A language that I want to use the pumping lemma for is $R = {a^{2j} b^k c^j b^k a^j}$

So this is what I understand:

You have to assume that the above language is context free and that the pumping lemma applies with a large number n.

You have to consider a string 'w' which is written in the form of w=uvxyz where |xyz| <= n ,|x| > 0 or |y| > 0, and |v|+|y|>0

Now, the real difficulty I am having is identifying the string w. I have $w = a^{2n} b^n c^n b^n a^n$

I am also having difficulty identifying the cases.

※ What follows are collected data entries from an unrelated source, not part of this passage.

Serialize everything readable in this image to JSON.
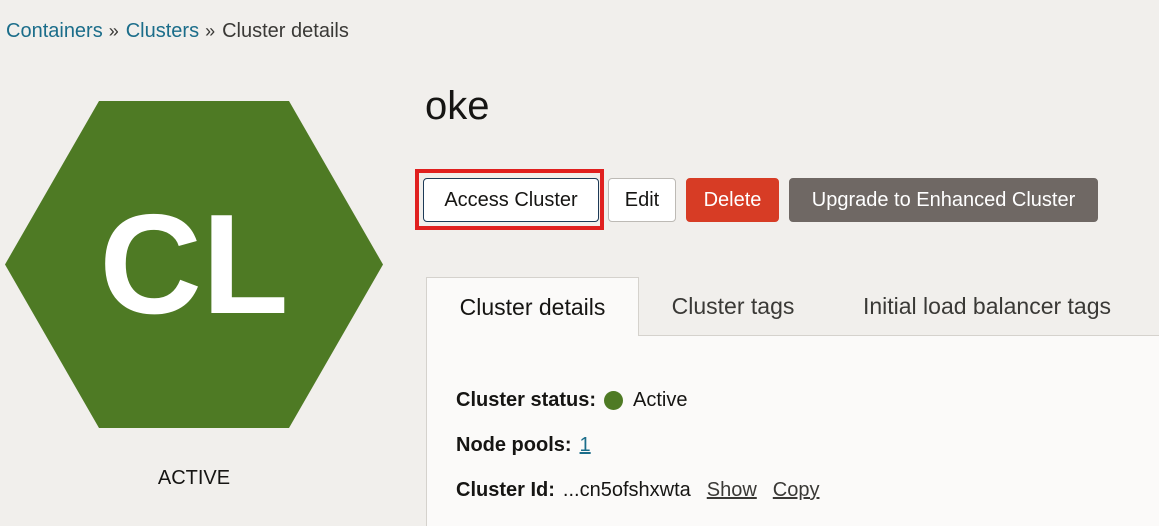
{
  "breadcrumb": {
    "items": [
      {
        "label": "Containers"
      },
      {
        "label": "Clusters"
      }
    ],
    "separator": "»",
    "current": "Cluster details"
  },
  "resource": {
    "initials": "CL",
    "status_caption": "ACTIVE",
    "name": "oke",
    "hex_color": "#4e7a24"
  },
  "actions": {
    "access": "Access Cluster",
    "edit": "Edit",
    "delete": "Delete",
    "upgrade": "Upgrade to Enhanced Cluster"
  },
  "tabs": [
    {
      "label": "Cluster details",
      "active": true
    },
    {
      "label": "Cluster tags",
      "active": false
    },
    {
      "label": "Initial load balancer tags",
      "active": false
    }
  ],
  "details": {
    "status_label": "Cluster status:",
    "status_value": "Active",
    "node_pools_label": "Node pools:",
    "node_pools_value": "1",
    "cluster_id_label": "Cluster Id:",
    "cluster_id_value": "...cn5ofshxwta",
    "show_link": "Show",
    "copy_link": "Copy"
  },
  "colors": {
    "delete": "#d73c25",
    "upgrade": "#6f6864",
    "link": "#1b6d8a",
    "highlight": "#e0201f"
  }
}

I have the following possible cases:

1) The substring xyz is covered in $a^{2n}$

2) The substring xyz is covered in $b^n$

3) The substring xyz is covered in $c^n$

4) The substring xyz is covered in $b^n$

5) The substring xyz is covered in $a^n$

6) xyz between $a^{2n}$ and $b^n$

7) xyz between $b^n$ and $c^n$

8) xyz between $c^n$ and $b^n$

9) xyz between $b^n$ and $a^n$

Now, is my choice of string w right? As is $w = a^{2n} b^n c^n b^n a^n$ correct? If not, what should the string w be?

Also, are my case studies correct? If not, what should they be?

Pumping lemma seems to be extremely difficult to grasp, especially with more than two letters (a,b,c)

It would give me less of a headache and more of an understanding if someone could help me answer the question. I attempted it, but I got stuck after seeing the 'c'

Thanks

• Remember that at a high level, the pumping lemma says: All sufficiently long strings in the language can be broken up as $uvxyz$ in such a way that $uv^ixy^iz$ is in the language for every $i$. For your language, what could $v$ or $y$ be? Consider if they contain only one symbol (possibly repeated many times) vs. multiple distinct symbols. – William Hoza Dec 1 '15 at 1:31
• @WilliamHoza, thats the thing. I don't know what $uv^i xy^i z$ is. I don't know what v and y is! I am confused by it all – Samserso Deskanson Dec 1 '15 at 1:37

If $n$ is the pumping length, your choice of $w=a^{2n}b^nc^nb^na^n$ is fine. However, the pumping lemma says that $w$ can be decomposed as $w=uvxyz$ in such a way that $|vxy|\le n$, $|vy|\ge 1$, and $uv^kxy^kz\in R$ for each $k\ge 0$. The possibilities that you’ve enumerated for $xyz$ are actually possibilities for $vxy$. To finish the argument, show that no matter which of these possibilities holds, $uv^0xy^0z=uxz\notin R$.